Daniel Johnston: Artistic Vice (1991)
That preface aside, Artistic Vice comes about as close as any of his records to holding up strictly on its own merits, skewed post-punk DIY pop that is only a few degrees removed from, say, Jonathan Richman or the early Violent Femmes. With the assistance of an actual backing band, the material is aesthetically far more approachable than his earlier bedroom recordings, almost alt.rock radio friendly at times, but still leaving Johnston's voice relatively unvarnished (in contrast to some later works). And much of it is genuinely heart-warming and life-affirming if you're willing to drop your defenses.
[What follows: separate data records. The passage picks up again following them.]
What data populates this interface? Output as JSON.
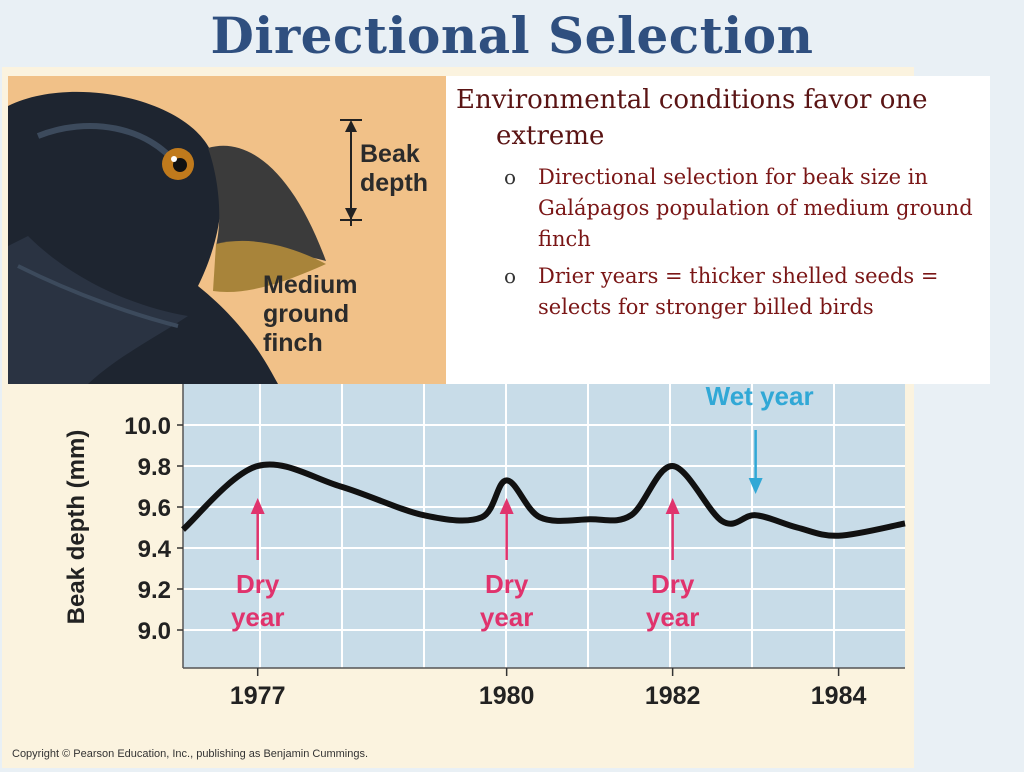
{
  "slide": {
    "title": "Directional Selection",
    "copyright": "Copyright © Pearson Education, Inc., publishing as Benjamin Cummings."
  },
  "finch_figure": {
    "beak_label": "Beak depth",
    "bird_label": "Medium ground finch"
  },
  "text": {
    "main_bullet": "Environmental conditions favor one extreme",
    "marker": "o",
    "sub_bullets": [
      "Directional selection for beak size in Galápagos population of medium ground finch",
      "Drier years = thicker shelled seeds = selects for stronger billed birds"
    ]
  },
  "colors": {
    "title": "#2f4f7f",
    "plot_bg": "#c8dce8",
    "line": "#111111",
    "dry_marker": "#e0336d",
    "wet_marker": "#31a8d6",
    "text_main": "#5a1414"
  },
  "chart_data": {
    "type": "line",
    "ylabel": "Beak depth (mm)",
    "ylim": [
      9.0,
      10.0
    ],
    "yticks": [
      "10.0",
      "9.8",
      "9.6",
      "9.4",
      "9.2",
      "9.0"
    ],
    "xticks": [
      "1977",
      "1980",
      "1982",
      "1984"
    ],
    "series": [
      {
        "x": [
          1976.1,
          1977.0,
          1978.0,
          1979.0,
          1979.7,
          1980.0,
          1980.4,
          1981.0,
          1981.5,
          1982.0,
          1982.6,
          1983.0,
          1983.5,
          1984.0,
          1984.8
        ],
        "values": [
          9.49,
          9.8,
          9.7,
          9.56,
          9.55,
          9.73,
          9.55,
          9.54,
          9.56,
          9.8,
          9.53,
          9.56,
          9.5,
          9.46,
          9.52
        ]
      }
    ],
    "annotations": [
      {
        "text_top": "Dry",
        "text_bottom": "year",
        "x": 1977,
        "kind": "dry"
      },
      {
        "text_top": "Dry",
        "text_bottom": "year",
        "x": 1980,
        "kind": "dry"
      },
      {
        "text_top": "Dry",
        "text_bottom": "year",
        "x": 1982,
        "kind": "dry"
      },
      {
        "text_top": "Wet year",
        "text_bottom": "",
        "x": 1983,
        "kind": "wet"
      }
    ]
  }
}
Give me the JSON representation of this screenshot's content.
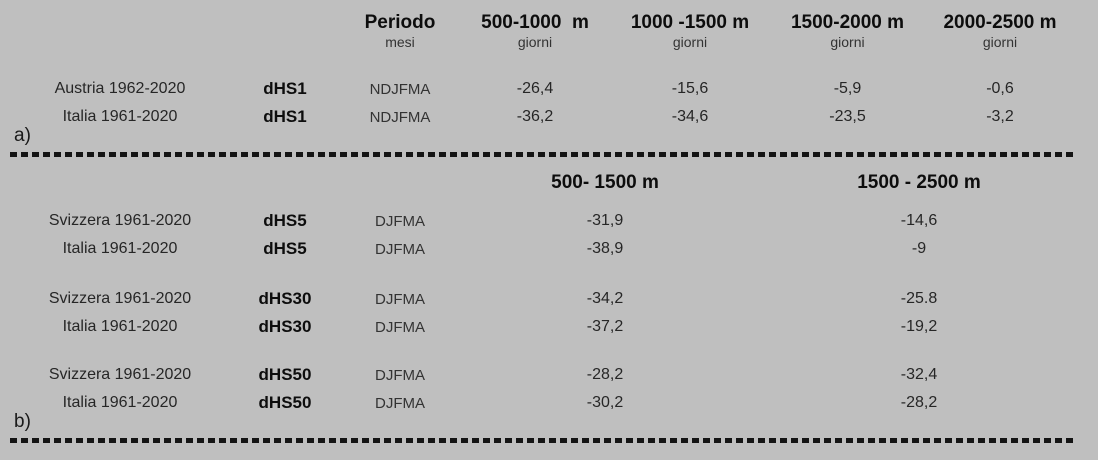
{
  "colors": {
    "background": "#bfbfbf",
    "text": "#1f1f1f",
    "bold_text": "#0d0d0d",
    "dash_line": "#141414"
  },
  "section_a": {
    "panel_label": "a)",
    "columns": [
      {
        "title": "Periodo",
        "sub": "mesi"
      },
      {
        "title": "500-1000  m",
        "sub": "giorni"
      },
      {
        "title": "1000 -1500 m",
        "sub": "giorni"
      },
      {
        "title": "1500-2000 m",
        "sub": "giorni"
      },
      {
        "title": "2000-2500 m",
        "sub": "giorni"
      }
    ],
    "rows": [
      {
        "station": "Austria 1962-2020",
        "index": "dHS1",
        "period": "NDJFMA",
        "values": [
          "-26,4",
          "-15,6",
          "-5,9",
          "-0,6"
        ]
      },
      {
        "station": "Italia 1961-2020",
        "index": "dHS1",
        "period": "NDJFMA",
        "values": [
          "-36,2",
          "-34,6",
          "-23,5",
          "-3,2"
        ]
      }
    ]
  },
  "section_b": {
    "panel_label": "b)",
    "columns": [
      {
        "title": "500- 1500 m"
      },
      {
        "title": "1500 - 2500 m"
      }
    ],
    "groups": [
      {
        "rows": [
          {
            "station": "Svizzera 1961-2020",
            "index": "dHS5",
            "period": "DJFMA",
            "values": [
              "-31,9",
              "-14,6"
            ]
          },
          {
            "station": "Italia 1961-2020",
            "index": "dHS5",
            "period": "DJFMA",
            "values": [
              "-38,9",
              "-9"
            ]
          }
        ]
      },
      {
        "rows": [
          {
            "station": "Svizzera 1961-2020",
            "index": "dHS30",
            "period": "DJFMA",
            "values": [
              "-34,2",
              "-25.8"
            ]
          },
          {
            "station": "Italia 1961-2020",
            "index": "dHS30",
            "period": "DJFMA",
            "values": [
              "-37,2",
              "-19,2"
            ]
          }
        ]
      },
      {
        "rows": [
          {
            "station": "Svizzera 1961-2020",
            "index": "dHS50",
            "period": "DJFMA",
            "values": [
              "-28,2",
              "-32,4"
            ]
          },
          {
            "station": "Italia 1961-2020",
            "index": "dHS50",
            "period": "DJFMA",
            "values": [
              "-30,2",
              "-28,2"
            ]
          }
        ]
      }
    ]
  }
}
Lead-off track "My Life Is Starting Over" is a veritable call to arms, Johnston in a chipper mood as he rollicks through a 50s-styled Chuck Berry tune that still sounds like the whole thing could very well collapse about mid-song. "Easy Listening" falls just shy of earnest power pop, but for the waver in Johnston's voice; the comparable "Hoping" gets the same job done in under a minute; and "Tell Me Now" again sees Johnston turning to classic 50s rock tropes to ground his unorthodox music in a more traditional setting. Stand-out "Honey I Sure You Miss You" seems a near-perfect merger between Johnston's raw soul-baring and a veneer of indie pop sugar.
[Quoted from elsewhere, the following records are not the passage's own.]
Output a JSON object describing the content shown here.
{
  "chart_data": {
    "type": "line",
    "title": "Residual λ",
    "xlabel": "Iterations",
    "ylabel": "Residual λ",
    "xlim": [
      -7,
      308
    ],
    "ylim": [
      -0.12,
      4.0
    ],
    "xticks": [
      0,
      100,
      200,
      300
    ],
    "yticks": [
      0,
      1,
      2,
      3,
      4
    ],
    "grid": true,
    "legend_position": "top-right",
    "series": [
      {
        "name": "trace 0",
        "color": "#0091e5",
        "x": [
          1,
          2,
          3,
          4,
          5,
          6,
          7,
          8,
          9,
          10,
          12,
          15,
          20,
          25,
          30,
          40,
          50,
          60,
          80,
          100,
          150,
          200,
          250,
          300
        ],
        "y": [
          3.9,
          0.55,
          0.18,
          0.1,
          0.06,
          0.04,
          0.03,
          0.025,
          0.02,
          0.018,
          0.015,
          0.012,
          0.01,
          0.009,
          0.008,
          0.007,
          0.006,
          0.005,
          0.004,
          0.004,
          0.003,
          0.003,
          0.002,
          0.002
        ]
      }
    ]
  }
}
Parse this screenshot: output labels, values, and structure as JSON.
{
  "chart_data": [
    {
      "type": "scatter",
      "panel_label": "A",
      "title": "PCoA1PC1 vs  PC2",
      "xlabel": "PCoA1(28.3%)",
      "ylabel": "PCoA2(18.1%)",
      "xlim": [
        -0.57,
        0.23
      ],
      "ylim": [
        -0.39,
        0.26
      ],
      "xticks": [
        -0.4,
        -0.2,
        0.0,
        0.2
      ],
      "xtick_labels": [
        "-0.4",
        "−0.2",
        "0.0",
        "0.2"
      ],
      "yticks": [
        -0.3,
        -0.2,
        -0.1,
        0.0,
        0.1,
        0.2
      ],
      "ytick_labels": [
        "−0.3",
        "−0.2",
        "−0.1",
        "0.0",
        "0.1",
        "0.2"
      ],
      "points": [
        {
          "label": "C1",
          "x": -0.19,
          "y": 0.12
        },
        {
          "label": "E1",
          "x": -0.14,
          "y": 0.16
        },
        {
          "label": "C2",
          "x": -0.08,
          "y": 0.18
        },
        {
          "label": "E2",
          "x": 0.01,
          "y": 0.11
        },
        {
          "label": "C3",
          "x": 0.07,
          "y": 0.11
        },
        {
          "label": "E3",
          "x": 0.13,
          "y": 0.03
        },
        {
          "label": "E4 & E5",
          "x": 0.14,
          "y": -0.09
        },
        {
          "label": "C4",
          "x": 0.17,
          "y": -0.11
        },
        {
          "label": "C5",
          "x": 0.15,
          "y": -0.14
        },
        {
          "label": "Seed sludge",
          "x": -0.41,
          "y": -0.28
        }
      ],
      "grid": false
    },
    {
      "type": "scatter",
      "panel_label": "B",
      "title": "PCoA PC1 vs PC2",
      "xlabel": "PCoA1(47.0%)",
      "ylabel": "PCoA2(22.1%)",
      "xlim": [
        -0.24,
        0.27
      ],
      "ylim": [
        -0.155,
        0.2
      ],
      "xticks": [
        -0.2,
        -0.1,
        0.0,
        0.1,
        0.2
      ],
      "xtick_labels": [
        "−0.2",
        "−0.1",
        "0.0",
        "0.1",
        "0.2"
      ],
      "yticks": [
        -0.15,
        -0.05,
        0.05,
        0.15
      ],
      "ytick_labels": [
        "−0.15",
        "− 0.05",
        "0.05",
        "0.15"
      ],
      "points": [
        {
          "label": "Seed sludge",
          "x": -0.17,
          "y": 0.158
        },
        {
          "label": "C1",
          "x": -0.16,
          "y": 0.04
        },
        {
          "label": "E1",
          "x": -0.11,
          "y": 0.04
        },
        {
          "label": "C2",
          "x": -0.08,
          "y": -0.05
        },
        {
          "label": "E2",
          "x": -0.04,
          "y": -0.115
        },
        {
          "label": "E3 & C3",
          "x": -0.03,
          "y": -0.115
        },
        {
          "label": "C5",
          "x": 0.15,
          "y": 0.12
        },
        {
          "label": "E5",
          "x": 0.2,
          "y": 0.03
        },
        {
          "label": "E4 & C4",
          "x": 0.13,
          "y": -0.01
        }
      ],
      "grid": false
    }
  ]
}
Of course, there are still plenty of more stripped-down songs where you see the troubled Johnston alone in his basement with his guitar, like the moving ode to his muse "Laurie," not to mention a number of songs tapping into his fixation on Casper, the Friendly Ghost; but the ramshackle, down-home band backing (still a long way from polished rock & roll) makes this a much less emotionally grueling journey than much of his other work.